9. Oversee the preparation of and approve the Committee report required by the SEC to be included in the Company’s annual proxy statement.
10. Report the Committee’s recommendations or any action taken by unanimous consent to the Board after each Committee meeting. Maintain written minutes of Committee meetings, copies of which shall be provided to the Board.
11. Conduct and present to the Board an annual performance self-evaluation of the Committee.
12. Monitor developments in rules and regulations consistent with the purpose of the Committee and make appropriate and timely changes to the duties performed by the Committee.
13. At least annually, review this Charter and recommend any proposed changes to the Board for approval.
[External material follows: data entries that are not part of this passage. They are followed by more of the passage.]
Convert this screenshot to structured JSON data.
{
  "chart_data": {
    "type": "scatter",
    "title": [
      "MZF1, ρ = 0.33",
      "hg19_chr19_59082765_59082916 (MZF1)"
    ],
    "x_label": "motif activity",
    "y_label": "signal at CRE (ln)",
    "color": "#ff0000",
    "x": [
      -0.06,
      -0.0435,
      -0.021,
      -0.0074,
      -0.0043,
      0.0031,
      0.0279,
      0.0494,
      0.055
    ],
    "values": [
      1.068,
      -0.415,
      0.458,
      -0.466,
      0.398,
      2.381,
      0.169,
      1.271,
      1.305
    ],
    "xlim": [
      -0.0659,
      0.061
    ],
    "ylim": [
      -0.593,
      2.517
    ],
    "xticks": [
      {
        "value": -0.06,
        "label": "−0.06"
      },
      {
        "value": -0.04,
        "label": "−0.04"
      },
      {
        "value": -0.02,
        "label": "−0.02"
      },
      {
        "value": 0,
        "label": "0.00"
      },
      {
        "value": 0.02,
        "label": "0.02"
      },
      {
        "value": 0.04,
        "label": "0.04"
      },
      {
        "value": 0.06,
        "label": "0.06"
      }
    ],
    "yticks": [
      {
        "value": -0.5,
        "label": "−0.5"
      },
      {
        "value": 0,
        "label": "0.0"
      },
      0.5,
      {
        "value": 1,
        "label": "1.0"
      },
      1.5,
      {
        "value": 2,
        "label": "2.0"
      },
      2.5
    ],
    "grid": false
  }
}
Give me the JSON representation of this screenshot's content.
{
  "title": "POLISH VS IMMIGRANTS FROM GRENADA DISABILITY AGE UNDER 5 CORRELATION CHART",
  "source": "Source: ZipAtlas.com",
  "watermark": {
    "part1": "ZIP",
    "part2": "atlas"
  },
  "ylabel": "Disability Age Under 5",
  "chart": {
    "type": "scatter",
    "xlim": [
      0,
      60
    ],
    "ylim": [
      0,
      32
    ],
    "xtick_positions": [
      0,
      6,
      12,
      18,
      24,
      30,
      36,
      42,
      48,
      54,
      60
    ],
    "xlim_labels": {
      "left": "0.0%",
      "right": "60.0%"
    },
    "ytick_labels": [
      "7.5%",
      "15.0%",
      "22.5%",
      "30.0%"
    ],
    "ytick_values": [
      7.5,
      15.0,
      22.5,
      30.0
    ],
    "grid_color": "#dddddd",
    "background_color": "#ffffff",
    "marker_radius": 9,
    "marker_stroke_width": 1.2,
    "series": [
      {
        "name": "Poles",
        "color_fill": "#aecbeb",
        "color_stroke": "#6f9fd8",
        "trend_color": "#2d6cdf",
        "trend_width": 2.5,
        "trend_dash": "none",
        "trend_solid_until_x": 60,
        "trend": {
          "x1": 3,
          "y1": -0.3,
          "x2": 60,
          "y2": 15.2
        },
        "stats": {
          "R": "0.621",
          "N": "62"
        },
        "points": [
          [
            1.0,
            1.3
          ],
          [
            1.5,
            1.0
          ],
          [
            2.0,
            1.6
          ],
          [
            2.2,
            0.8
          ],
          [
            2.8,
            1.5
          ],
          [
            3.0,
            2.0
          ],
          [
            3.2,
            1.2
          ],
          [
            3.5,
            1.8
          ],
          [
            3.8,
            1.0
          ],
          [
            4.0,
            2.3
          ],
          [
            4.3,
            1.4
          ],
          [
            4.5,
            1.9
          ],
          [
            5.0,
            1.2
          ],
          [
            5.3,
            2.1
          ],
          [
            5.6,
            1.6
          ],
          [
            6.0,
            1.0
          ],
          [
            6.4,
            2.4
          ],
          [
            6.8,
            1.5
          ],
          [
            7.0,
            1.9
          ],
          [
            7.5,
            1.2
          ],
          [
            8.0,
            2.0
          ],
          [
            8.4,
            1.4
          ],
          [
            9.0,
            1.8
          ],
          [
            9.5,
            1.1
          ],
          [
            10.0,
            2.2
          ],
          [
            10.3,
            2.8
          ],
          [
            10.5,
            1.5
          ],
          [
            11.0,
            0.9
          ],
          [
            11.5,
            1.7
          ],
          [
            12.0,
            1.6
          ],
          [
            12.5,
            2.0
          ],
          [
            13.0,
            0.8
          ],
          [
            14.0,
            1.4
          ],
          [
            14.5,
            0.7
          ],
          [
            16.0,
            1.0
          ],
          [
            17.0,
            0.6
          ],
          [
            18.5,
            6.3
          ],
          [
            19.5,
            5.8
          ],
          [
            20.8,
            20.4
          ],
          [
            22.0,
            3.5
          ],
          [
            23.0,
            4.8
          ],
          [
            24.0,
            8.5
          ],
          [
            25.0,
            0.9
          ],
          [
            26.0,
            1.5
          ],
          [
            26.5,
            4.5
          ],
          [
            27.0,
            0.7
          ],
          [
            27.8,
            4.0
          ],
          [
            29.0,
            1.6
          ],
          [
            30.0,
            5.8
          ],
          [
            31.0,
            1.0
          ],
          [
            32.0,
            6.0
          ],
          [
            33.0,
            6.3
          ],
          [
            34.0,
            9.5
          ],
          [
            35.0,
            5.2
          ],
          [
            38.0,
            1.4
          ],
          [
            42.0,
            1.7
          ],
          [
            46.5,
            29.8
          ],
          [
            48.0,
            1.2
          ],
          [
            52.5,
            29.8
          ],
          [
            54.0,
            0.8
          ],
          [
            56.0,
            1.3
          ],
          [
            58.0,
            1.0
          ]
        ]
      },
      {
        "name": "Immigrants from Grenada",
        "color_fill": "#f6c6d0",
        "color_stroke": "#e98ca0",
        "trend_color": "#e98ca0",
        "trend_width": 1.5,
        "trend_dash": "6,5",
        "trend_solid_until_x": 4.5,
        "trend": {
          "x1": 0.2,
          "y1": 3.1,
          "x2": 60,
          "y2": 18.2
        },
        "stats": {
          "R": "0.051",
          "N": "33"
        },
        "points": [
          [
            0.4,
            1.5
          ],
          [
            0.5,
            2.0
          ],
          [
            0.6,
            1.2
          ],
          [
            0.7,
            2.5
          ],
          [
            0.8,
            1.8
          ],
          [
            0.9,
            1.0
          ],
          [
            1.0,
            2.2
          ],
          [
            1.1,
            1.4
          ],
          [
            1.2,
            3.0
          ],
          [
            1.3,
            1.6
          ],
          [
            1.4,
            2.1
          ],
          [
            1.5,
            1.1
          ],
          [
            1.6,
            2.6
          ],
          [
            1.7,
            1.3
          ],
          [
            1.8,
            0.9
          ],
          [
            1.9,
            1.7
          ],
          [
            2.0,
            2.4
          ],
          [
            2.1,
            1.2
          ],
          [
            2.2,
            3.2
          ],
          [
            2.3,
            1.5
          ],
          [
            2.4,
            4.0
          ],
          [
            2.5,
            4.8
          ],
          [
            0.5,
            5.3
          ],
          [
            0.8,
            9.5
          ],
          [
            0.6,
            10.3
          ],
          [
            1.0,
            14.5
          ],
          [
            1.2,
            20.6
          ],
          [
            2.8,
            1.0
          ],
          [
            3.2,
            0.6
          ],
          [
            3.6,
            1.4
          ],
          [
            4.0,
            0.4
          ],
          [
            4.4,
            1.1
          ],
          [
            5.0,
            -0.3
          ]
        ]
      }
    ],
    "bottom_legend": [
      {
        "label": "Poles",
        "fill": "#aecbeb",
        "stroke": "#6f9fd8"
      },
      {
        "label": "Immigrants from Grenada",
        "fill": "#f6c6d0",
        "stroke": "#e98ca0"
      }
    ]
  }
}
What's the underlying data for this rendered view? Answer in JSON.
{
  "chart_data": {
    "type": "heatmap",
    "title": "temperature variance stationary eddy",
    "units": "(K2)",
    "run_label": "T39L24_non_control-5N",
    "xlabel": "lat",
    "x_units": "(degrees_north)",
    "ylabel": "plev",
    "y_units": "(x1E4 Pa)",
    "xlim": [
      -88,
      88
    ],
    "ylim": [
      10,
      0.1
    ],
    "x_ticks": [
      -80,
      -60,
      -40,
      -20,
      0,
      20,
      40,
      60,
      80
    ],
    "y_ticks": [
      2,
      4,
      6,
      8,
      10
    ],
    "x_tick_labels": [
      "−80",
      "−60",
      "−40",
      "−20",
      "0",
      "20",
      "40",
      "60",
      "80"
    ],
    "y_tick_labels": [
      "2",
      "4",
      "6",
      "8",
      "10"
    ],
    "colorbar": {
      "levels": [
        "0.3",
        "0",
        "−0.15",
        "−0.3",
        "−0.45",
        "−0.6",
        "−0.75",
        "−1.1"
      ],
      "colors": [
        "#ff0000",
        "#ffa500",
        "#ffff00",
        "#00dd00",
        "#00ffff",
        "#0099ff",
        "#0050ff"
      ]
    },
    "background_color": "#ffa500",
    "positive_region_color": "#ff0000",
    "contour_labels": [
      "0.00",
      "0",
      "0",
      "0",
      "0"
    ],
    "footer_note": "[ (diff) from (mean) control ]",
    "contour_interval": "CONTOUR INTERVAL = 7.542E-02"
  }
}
14. Perform other duties and responsibilities that are consistent with the purpose of the Committee and assigned to the Board under the provisions of any compensation or employee benefit plan, or that the Committee otherwise deems appropriate.
15. Recommend to the Board a compensation program for non-employee directors, review such program at least annually and recommend changes as appropriate to the Board.
16. The Committee may, it its sole discretion, retain or obtain the advice of any compensation consultant, independent legal counsel or other advisor (collectively, any “Advisor”) to assist the Committee with fulfilling its functions and responsibilities. The Committee shall exercise the sole authority to appoint, compensate and oversee the work of an Advisor retained by the Committee.
17. To the extent required and in accordance with the rules of the stock exchange, the Committee shall consider factors relevant to the Advisor’s independence from management, including the factors set forth in the stock exchange listed company manual.
18. The Company shall provide for appropriate funding, as determined by the Compensation Committee, for payment of compensation to any such experts or counsel employed by the Compensation Committee.
19. Perform such other duties and responsibilities as may be assigned to the Compensation Committee by the Board of Directors and/or the Chairman of the Board or as designated in plan documents.
20. Make delegations of authority and responsibilities of the Compensation Committee as the Compensation Committee deems appropriate and periodically review such delegations.
21. In performing its responsibilities, the Compensation Committee shall consult with the Chief Executive Officer and the Chairman of the Board of Directors.
22. The Compensation Committee shall oversee the Company's compliance with the requirement under the New York Stock Exchange rules that, with limited exceptions, shareowners approve equity compensation plans and material amendments thereto, and shall have the authority to approve the inclusion in the Company's proxy statements of requests for shareowner approval of any such plans or amendments.
23. The Compensation Committee shall monitor the Company's compliance with the requirements under the Sarbanes-Oxley Act of 2002 relating to 401(k) plans and loans to directors and officers, and other legal requirements affecting its compensation and benefits programs, in consultation with the Audit Committee as appropriate.
24. The Committee shall receive periodic reports on the Company's compensation programs as they affect all employees.
The Compensation Committee shall produce and provide to the Board an annual performance evaluation of the Committee, which evaluation shall compare the performance of the Compensation Committee with the requirements of this Charter. The performance evaluation shall also recommend to the Board any improvements to the Compensation Committee's Charter deemed necessary or desirable by the Committee. The performance evaluation by the Committee shall be conducted in such manner as the Committee deems appropriate. The report to the Board may take the form of an oral report by the Chairperson of the Committee or any other member of the Committee designated by the Committee to make this report.